Ahmad Islamy Jamil ยท Senin, 10 Agustus 2020 - 17:42 WIB
Balas Dendam, China Beri Sanksi 11 Orang AS termasuk Senator Marco Rubio

Juru Bicara Kementerian Luar Negeri China, Zhao Lijian. (Foto: AFP)

BEIJING, iNews.idChina pada Senin (10/8/2020) ini memberikan sanksi kepada 11 orang Amerika, termasuk Senator Marco Rubio dan Ted Cruz. Penjatuhan sanksi kepada orang-orang itu sebagai pembalasan China atas tindakan serupa oleh AS, yang dipicu oleh kebijakan represif Beijing di Hong Kong.

Washington DC pada pekan lalu menuduh 11 pejabat China menekan kebebasan dan proses demokrasi di Hong Kong. Di antara 11 orang yang dijatuhi sanksi oleh Gedung Putih itu termasuk Kepala Eksekutif Hong Kong, Carrie Lam. Pemerintah di Amerika juga mengumumkan rencana untuk membekukan aset para pejabat China itu di AS.

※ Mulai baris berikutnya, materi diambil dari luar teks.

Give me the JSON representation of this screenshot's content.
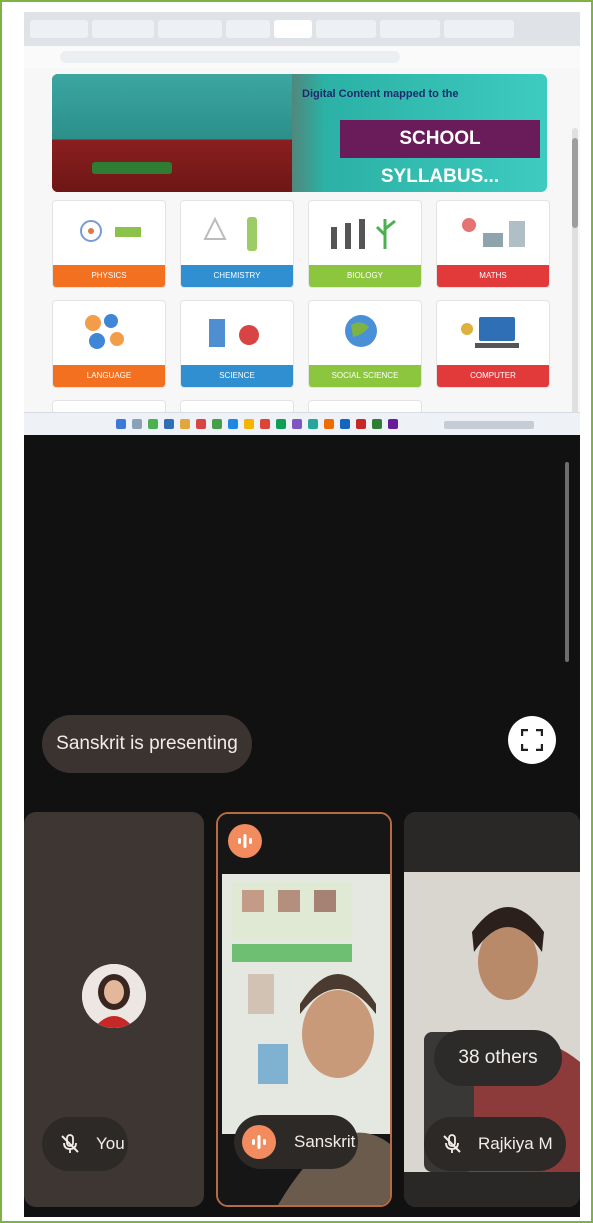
{
  "banner": {
    "subtitle": "Digital Content mapped to the",
    "title": "SCHOOL SYLLABUS..."
  },
  "subjects": [
    {
      "label": "PHYSICS",
      "color": "#f37021"
    },
    {
      "label": "CHEMISTRY",
      "color": "#2f8fd1"
    },
    {
      "label": "BIOLOGY",
      "color": "#8cc63f"
    },
    {
      "label": "MATHS",
      "color": "#e23a3a"
    },
    {
      "label": "LANGUAGE",
      "color": "#f37021"
    },
    {
      "label": "SCIENCE",
      "color": "#2f8fd1"
    },
    {
      "label": "SOCIAL SCIENCE",
      "color": "#8cc63f"
    },
    {
      "label": "COMPUTER",
      "color": "#e23a3a"
    }
  ],
  "presenting": {
    "label": "Sanskrit is presenting"
  },
  "participants": {
    "you": {
      "name": "You",
      "muted": true
    },
    "sanskrit": {
      "name": "Sanskrit",
      "speaking": true
    },
    "rajkiya": {
      "name": "Rajkiya M",
      "muted": true
    }
  },
  "others_badge": "38 others",
  "colors": {
    "tile_border_active": "#b86a45",
    "speak": "#f28b5e",
    "frame": "#7cb342"
  }
}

Beijing menilai tindakan negeri Paman Sam itu sebagai pelanggaran hukum internasional dan sangat mencampuri urusan dalam negeri China. “China telah memutuskan untuk menjatuhkan sanksi pada beberapa orang yang berperilaku buruk pada masalah terkait Hong Kong,” kata Juru Bicara Kementerian Luar Negeri China, Zhao Lijian, dikutip AFP.

Direktur Human Rights Watch, Kenneth Roth, dan pimpinan National Endowment for Democracy (NED), Carl Gershman, juga masuk dalam daftar orang-orang Amerika yang dijatuhi sanksi tersebut. Zhao tidak memberikan perincian tentang sanksi apa yang akan dikenakan kepada mereka.

Senator dari Partai Republik, Marco Rubio dan Ted Cruz, dikenal sangat vokal memberikan dukungan kepada gerakan demokrasi di Hong Kong tahun lalu, ketika kota itu dilanda gelombang protes besar.

Beijing menuduh dukungan pihak asing atau “kekuatan eksternal” telah mengobarkan kerusuhan di Hong Kong. Puncaknya, China pun mulai memberlakukan Undang-Undang Keamanan Nasional di wilayah bekas jajahan Inggris tersebut pada akhir Juni lalu.

Sejak itu, para pemimpin Hong Kong telah menunda pemilu lokal, dengan alasan pandemi virus corona. Pihak berwenang juga telah mengeluarkan surat perintah penangkapan untuk enam aktivis prodemokrasi yang diasingkan dan melancarkan tindakan keras terhadap aktivis-aktivis lainnya.

Pada Senin ini, taipan media Hong Kong, Jimmy Lai, yang juga menjadi salah satu kritikus paling vokal terhadap Pemerintah China, ditangkap karena dinilai melanggar UU Keamanan Nasional yang baru berlaku 42 hari itu.